No fundo tratava-se do regresso a uma casa para que trabalhara durante a 2ª Guerra Mundial, embora ainda não tivesse adotado a sigla sinistra por que se tornaria depois mais conhecida.
Reler Steinbeck tem pois essa ambivalência latente quanto a quem ele seria verdadeiramente: o homem sensível à pobreza e às desigualdades sociais como aparentara nos anos 30 ou quem escreveria como última obra um requisitório contra a decadência moral da América? O espião imperialista ou o corajoso apoiante de Arthur Miller quando este se viu na fogueira da caça às bruxas mcCarthista?
Este verão as prateleiras das livrarias voltaram a disponibilizar a «Viagem com o Charley», que relata a longa viagem por ele feita pelo interior dos EUA apenas acompanhado pelo cão e a parar em motéis decadentes.

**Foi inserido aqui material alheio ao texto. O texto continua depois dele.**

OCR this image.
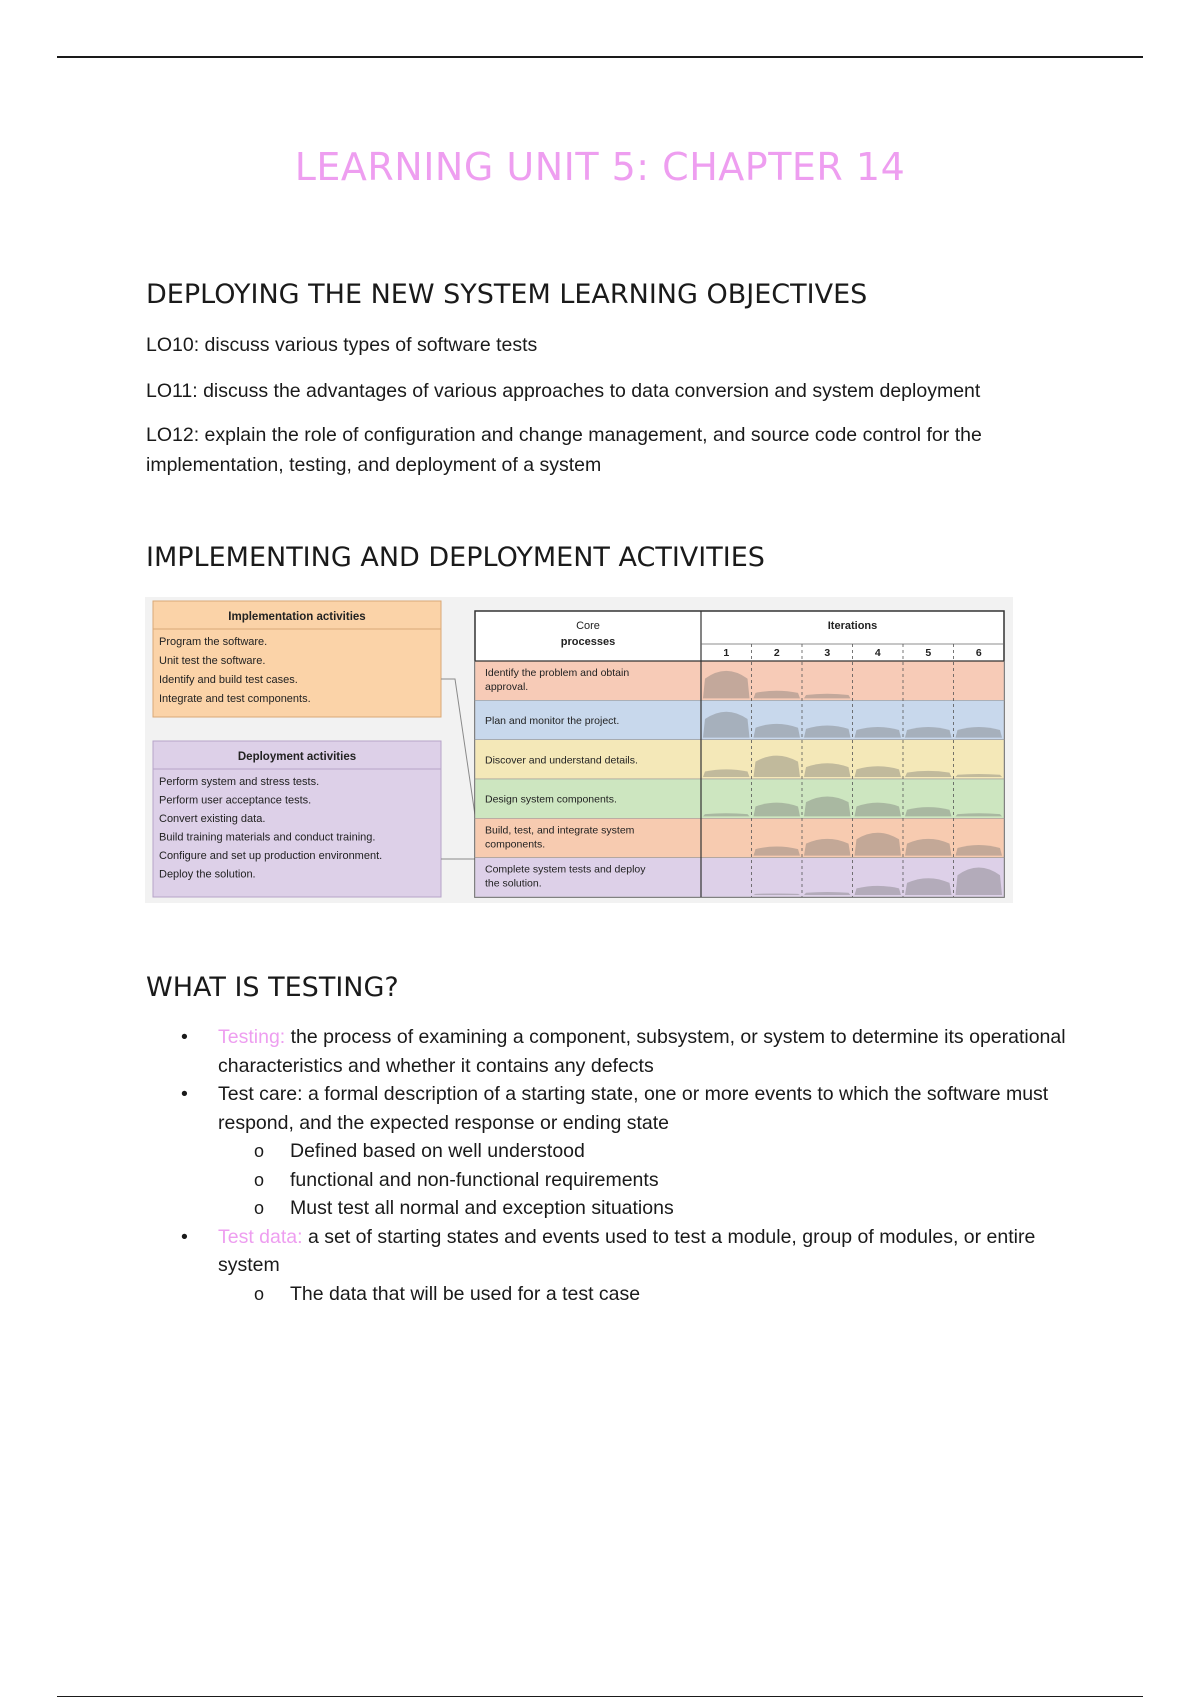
LEARNING UNIT 5: CHAPTER 14
DEPLOYING THE NEW SYSTEM LEARNING OBJECTIVES
LO10: discuss various types of software tests
LO11: discuss the advantages of various approaches to data conversion and system deployment
LO12: explain the role of configuration and change management, and source code control for the implementation, testing, and deployment of a system
IMPLEMENTING AND DEPLOYMENT ACTIVITIES
Implementation activities
Program the software.
Unit test the software.
Identify and build test cases.
Integrate and test components.
Deployment activities
Perform system and stress tests.
Perform user acceptance tests.
Convert existing data.
Build training materials and conduct training.
Configure and set up production environment.
Deploy the solution.
Identify the problem and obtain
approval.
Plan and monitor the project.
Discover and understand details.
Design system components.
Build, test, and integrate system
components.
Complete system tests and deploy
the solution.
Core
processes
Iterations
1	2	3	4	5	6
WHAT IS TESTING?
• Testing: the process of examining a component, subsystem, or system to determine its operational characteristics and whether it contains any defects
• Test care: a formal description of a starting state, one or more events to which the software must respond, and the expected response or ending state
o Defined based on well understood
o functional and non-functional requirements
o Must test all normal and exception situations
• Test data: a set of starting states and events used to test a module, group of modules, or entire system
o The data that will be used for a test case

A verdade terá sido que, em mais de metade do caminho, contou com a companhia da mulher e que foram mais as noites passadas em hotéis de luxo do que no tipo de poisos de que se reivindica no livro. No fundo liberdades criativas de um autor, que ganhou o Nobel em 1962, num ano em que os académicos suecos se viram aflitos para, de entre os autores medíocres na liça, escolherem o que fosse menos mau...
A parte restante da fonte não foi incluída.